Demonstration Rund 50 Menschen wollen sich zwischen 10.15 und 12.15 Uhr zur Kundgebung „Vorstellung des alternativen Geschäftsberichtes anlässlich der Bilanzpressekonferenz der DB AG“ vor dem Marriott Hotel am Inge-Beisheim-Platz 1 einfinden. Ebenfalls knapp 50 angemeldete Teilnehmer demonstrieren von 16 bis 18 Uhr „gegen Verdrängung von Kleingewerbe“ und ziehen ab Roseneck / Ecke Teplitzer Straße bis zur Kronberger Straße 12 D. Das Bündnis für weltoffenes Steglitz-Zehlendorf hat ca. 20 Teilnehmer zu der Kundgebung „Steglitz-Zehlendorf bleibt bunt – kein Raum dem Rassismus der weißen verbitterten Männer der AfD“ von 18 bis 21 Uhr am Hermann-Ehlers-Platz angemeldet.

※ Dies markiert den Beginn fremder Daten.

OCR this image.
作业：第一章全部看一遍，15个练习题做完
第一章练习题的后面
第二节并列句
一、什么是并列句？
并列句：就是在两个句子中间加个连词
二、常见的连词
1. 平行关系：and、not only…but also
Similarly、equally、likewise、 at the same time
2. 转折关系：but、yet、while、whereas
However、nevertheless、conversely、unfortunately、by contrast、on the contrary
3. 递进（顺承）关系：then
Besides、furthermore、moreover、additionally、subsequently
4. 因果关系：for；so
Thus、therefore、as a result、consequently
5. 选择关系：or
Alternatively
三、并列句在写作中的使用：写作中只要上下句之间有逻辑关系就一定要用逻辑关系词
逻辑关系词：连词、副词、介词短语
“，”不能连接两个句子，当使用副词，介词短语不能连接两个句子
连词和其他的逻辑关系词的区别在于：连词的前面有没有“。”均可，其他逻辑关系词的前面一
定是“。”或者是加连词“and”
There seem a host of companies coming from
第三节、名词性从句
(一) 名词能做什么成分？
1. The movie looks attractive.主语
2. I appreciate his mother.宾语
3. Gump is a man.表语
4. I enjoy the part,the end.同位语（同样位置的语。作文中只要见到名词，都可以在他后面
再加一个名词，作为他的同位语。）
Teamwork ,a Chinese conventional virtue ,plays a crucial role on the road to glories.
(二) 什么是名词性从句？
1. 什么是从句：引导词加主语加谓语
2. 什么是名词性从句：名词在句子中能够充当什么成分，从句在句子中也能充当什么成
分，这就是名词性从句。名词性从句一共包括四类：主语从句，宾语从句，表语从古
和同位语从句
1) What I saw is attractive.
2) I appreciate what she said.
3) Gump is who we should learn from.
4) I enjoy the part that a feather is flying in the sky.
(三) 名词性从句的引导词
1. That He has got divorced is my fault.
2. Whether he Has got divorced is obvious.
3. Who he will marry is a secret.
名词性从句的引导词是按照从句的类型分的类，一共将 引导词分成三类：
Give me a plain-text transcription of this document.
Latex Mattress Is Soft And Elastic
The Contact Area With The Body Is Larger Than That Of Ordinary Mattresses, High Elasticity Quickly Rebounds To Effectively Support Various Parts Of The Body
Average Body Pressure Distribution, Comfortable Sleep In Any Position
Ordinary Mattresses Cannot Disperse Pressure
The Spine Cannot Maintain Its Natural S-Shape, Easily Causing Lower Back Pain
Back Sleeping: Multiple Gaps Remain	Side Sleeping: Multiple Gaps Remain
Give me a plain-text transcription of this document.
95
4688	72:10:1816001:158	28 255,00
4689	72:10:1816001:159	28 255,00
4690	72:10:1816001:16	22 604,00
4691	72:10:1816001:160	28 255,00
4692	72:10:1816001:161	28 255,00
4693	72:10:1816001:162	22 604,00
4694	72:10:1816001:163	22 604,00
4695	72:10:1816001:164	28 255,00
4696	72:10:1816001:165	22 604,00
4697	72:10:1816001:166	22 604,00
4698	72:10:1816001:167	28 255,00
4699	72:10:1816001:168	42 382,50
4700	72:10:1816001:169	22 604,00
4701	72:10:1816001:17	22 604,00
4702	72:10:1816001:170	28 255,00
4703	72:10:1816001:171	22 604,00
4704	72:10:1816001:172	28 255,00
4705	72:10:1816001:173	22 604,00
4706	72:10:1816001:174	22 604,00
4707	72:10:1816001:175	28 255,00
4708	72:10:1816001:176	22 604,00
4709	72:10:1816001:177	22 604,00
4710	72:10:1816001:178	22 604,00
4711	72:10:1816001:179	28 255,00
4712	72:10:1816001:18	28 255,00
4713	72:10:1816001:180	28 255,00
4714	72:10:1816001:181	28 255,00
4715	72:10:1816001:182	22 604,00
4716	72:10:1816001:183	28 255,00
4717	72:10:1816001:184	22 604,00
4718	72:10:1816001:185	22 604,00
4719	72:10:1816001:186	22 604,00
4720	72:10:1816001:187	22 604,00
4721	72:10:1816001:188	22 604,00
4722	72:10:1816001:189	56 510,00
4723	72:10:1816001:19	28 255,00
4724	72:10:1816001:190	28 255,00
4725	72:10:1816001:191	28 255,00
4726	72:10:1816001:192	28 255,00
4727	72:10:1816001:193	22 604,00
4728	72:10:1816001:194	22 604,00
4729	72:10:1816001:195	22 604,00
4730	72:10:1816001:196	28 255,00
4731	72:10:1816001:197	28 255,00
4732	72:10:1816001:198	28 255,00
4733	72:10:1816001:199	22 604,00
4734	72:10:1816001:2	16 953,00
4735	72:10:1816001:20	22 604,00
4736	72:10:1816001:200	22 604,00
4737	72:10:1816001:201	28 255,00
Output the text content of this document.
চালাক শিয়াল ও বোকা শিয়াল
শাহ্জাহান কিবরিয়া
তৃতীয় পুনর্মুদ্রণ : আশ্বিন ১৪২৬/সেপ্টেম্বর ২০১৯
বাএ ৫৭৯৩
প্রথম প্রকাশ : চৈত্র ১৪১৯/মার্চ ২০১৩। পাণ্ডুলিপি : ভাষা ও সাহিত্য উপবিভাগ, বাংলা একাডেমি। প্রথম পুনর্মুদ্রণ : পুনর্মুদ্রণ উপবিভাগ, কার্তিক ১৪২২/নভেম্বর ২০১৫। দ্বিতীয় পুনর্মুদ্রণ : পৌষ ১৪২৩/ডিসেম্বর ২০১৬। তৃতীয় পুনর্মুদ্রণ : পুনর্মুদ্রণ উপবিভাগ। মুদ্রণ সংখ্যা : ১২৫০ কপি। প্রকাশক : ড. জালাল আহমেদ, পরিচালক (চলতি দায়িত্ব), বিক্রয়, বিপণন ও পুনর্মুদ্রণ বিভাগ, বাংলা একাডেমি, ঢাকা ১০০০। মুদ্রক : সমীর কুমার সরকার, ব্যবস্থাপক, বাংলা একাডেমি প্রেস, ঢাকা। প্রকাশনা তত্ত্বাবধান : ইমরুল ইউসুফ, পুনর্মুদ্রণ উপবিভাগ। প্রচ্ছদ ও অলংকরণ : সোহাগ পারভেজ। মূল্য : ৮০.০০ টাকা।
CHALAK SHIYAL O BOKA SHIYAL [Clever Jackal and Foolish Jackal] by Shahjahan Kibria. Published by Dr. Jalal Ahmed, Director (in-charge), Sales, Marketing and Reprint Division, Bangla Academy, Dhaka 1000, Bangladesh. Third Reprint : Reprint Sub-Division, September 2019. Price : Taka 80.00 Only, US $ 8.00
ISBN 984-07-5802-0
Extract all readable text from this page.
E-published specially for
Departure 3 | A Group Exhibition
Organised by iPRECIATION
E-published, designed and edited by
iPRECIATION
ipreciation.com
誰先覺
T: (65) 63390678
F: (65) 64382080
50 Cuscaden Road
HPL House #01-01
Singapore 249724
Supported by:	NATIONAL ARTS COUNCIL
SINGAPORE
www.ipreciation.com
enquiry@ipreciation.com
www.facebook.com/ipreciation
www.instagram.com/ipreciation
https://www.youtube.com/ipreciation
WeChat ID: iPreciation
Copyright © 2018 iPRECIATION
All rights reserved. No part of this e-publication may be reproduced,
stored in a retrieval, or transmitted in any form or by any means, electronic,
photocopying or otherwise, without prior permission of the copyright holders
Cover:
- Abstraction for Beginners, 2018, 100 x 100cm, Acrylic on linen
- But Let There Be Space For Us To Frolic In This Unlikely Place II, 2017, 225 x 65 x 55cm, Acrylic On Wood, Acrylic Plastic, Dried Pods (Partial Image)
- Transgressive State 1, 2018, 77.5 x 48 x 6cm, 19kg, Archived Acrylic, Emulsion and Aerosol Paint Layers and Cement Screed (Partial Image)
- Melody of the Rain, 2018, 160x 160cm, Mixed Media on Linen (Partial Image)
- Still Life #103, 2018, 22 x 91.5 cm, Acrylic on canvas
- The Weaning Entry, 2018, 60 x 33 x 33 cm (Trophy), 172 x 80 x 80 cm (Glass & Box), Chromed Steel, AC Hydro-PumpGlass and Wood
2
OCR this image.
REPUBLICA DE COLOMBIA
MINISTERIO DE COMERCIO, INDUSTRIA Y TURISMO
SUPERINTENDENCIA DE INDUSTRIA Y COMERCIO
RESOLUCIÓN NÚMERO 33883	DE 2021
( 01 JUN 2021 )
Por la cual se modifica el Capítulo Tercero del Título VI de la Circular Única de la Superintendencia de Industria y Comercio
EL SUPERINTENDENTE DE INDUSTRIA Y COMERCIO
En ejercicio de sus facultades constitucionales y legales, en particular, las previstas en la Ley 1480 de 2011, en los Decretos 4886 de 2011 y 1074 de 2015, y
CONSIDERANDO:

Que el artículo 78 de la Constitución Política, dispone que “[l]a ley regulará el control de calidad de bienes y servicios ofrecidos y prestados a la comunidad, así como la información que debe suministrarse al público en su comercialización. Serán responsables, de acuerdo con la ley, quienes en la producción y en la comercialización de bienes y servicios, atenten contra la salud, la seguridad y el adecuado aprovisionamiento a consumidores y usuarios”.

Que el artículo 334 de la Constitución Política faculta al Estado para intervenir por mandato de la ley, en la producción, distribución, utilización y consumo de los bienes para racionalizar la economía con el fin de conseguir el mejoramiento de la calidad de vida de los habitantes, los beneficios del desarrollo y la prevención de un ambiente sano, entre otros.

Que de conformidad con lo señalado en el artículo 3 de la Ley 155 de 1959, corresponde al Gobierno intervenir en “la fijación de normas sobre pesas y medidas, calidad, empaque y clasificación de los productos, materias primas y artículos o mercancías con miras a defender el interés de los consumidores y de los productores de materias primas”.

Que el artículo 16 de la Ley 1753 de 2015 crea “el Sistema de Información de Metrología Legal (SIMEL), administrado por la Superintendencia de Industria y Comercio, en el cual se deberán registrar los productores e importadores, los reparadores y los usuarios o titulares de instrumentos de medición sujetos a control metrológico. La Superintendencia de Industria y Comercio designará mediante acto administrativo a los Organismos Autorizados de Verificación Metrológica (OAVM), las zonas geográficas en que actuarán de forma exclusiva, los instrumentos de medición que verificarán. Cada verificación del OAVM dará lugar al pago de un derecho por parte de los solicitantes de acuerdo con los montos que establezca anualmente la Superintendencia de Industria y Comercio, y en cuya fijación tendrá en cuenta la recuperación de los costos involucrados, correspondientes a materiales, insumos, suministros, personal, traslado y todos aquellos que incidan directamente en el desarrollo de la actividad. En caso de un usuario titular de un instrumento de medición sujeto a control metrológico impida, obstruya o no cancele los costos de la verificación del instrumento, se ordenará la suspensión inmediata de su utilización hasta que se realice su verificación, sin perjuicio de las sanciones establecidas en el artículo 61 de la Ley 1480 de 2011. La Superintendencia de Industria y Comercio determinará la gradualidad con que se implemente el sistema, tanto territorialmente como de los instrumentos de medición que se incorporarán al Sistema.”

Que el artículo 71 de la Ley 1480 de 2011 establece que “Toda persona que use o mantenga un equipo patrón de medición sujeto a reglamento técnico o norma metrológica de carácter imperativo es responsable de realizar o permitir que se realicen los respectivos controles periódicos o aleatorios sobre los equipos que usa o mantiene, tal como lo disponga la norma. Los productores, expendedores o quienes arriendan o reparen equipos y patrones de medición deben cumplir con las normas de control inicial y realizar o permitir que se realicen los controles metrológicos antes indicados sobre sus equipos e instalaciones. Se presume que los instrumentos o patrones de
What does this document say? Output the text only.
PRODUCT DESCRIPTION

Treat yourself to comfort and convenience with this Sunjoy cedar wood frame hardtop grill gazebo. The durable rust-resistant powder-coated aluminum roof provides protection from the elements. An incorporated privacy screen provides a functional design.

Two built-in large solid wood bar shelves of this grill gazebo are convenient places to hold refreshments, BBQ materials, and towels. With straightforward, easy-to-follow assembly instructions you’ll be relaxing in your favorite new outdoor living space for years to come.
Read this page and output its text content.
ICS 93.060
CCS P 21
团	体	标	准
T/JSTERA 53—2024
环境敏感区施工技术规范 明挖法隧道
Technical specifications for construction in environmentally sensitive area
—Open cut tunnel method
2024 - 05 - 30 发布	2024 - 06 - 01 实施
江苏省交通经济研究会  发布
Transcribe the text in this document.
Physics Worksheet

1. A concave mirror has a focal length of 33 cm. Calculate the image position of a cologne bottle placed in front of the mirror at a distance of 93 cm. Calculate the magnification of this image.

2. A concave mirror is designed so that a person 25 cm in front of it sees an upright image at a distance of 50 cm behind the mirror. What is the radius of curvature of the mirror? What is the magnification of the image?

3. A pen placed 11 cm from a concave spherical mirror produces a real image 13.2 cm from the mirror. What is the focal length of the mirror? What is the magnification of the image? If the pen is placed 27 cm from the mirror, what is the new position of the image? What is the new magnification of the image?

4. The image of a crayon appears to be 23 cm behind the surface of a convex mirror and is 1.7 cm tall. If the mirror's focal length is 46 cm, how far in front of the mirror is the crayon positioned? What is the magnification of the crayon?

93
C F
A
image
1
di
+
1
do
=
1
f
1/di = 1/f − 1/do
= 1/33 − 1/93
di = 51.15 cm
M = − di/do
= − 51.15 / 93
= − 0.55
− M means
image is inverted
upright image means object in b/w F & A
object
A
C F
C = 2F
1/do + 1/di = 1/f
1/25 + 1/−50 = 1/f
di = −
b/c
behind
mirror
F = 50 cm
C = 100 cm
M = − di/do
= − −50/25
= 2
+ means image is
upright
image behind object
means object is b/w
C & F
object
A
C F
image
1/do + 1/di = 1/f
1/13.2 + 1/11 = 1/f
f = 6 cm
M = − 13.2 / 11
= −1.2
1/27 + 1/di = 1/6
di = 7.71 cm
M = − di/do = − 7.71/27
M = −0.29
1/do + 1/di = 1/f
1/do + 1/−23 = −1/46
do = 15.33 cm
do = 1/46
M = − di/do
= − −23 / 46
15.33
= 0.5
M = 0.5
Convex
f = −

Gericht Der Prozess um den Diebstahl der 100 Kilogramm schweren Goldmünze „Big Maple Leaf“ aus dem Bode-Museum geht mit der Befragung eines Gutachters weiter. Vier Männer sind angeklagt (9.30 Uhr, Kriminalgericht Moabit, Turmstraße 91, Saal 817).
Berliner Gesellschaft
Geburtstag - Klaus Ahlheim (77), Erziehungswissenschaftler / Stephan-Andreas Casdorff (60), Tagesspiegel-Herausgeber / Detlev Ganten (78), ehem. Vorstandsvorsitzender der Charité (2004-2008) / Clara Herrmann (34), grüne Bezirksstadträtin in Friedrichshain-Kreuzberg / Peter Hladik (78), Schauspieler / Ingrid Lübke (77), "äußerst engagierte Stadt-und Sozialplanerin in Berlin+Kassel, mit Gruß von KK" / Volker Lüdecke (58), Theaterautor / "Liebe Grüße in die Toskana an Peter von uns in Berlin" / Ute Trillmich, "(70+), Berliner Psychoanalytikerin (tanzt gerade Tango in ihren Geburtstag in Buenos Aires)"
Sie möchten jemandem zum Geburtstag gratulieren? Schicken Sie einfach eine Mail an checkpoint@tagesspiegel.de.
Gestorben - Nuamosi Toko Andre, * 3. April 1957 / Günter Bürger, * 27. Oktober 1927, Bezirksstadtrat / Benjamin Retzlaff, * 4. April 1977 / Elisabeth "Sissy" Schmitt-Walter, * 27. September 1927, Theaterschauspielerin / Eweline "Ine" Schwabe, * 19. Dezember 1938
Stolperstein - Martha Kallischer (Jhg. 1874) wurde im September 1942 vom Güterbahnhof Moabit zusammen mit 1001 Menschen nach Theresienstadt deportiert, wo sie heute vor 75 Jahren ermordet wurde. Sie lebte in der Knesebeckstraße 74 in Charlottenburg.
Im Tagesspiegel
In einer Duisburger Lagerhalle betreibt Norbert Zajac die weltgrößte Zoohandlung. Hier verkauft er Hühner, Krokodile und Hundewelpen. Besuch bei einem der Letzten seiner Art. Lesen Sie das Porträt von Heike Jahberg heute auf Seite 3 im Tagesspiegel und im E-Paper.
Encore
Let’s play Schule – 18 Studierende übernehmen eine Woche lang das Schulzentrum am Stern in Potsdam. Heute führt Karl Pfaff (26), Chemie und Germanistik, Tagebuch: „Tag 3 – Halbzeit. Eine Siebtklässlerin kommt zu uns, weil sie sich unwohl fühlt. Andere tuscheln und lästern. Einfach weitermachen scheint uns nicht sinnvoll, die Sache muss geklärt werden. Meine Projektpartnerin nimmt sich das Mädchen und drei weitere Schülerinnen beiseite. Blicke wurden falsch interpretiert. Freundschaften daraufhin gekündigt. Kleines Missverständnis, große Sache für die Beteiligten. Tränen fließen. 30 Minuten wird sich ausgesprochen. Dann ist das Problem geklärt – und die Freundschaft gerettet. Dass wir die anderen 14 SchülerInnen trotzdem halbwegs nach Plan unterrichten konnten, verdanken wir der Tatsache, dass wir diese Woche zu zweit vor der Klasse stehen. Hier Luxus. Im Alltag keine Realität. Da fehlt dann eben manchmal diese eine halbe Stunde."
Hoffentlich haben Sie heute genug Zeit. Morgen ist Lorenz Maroldt wieder für Sie da. Solo natürlich.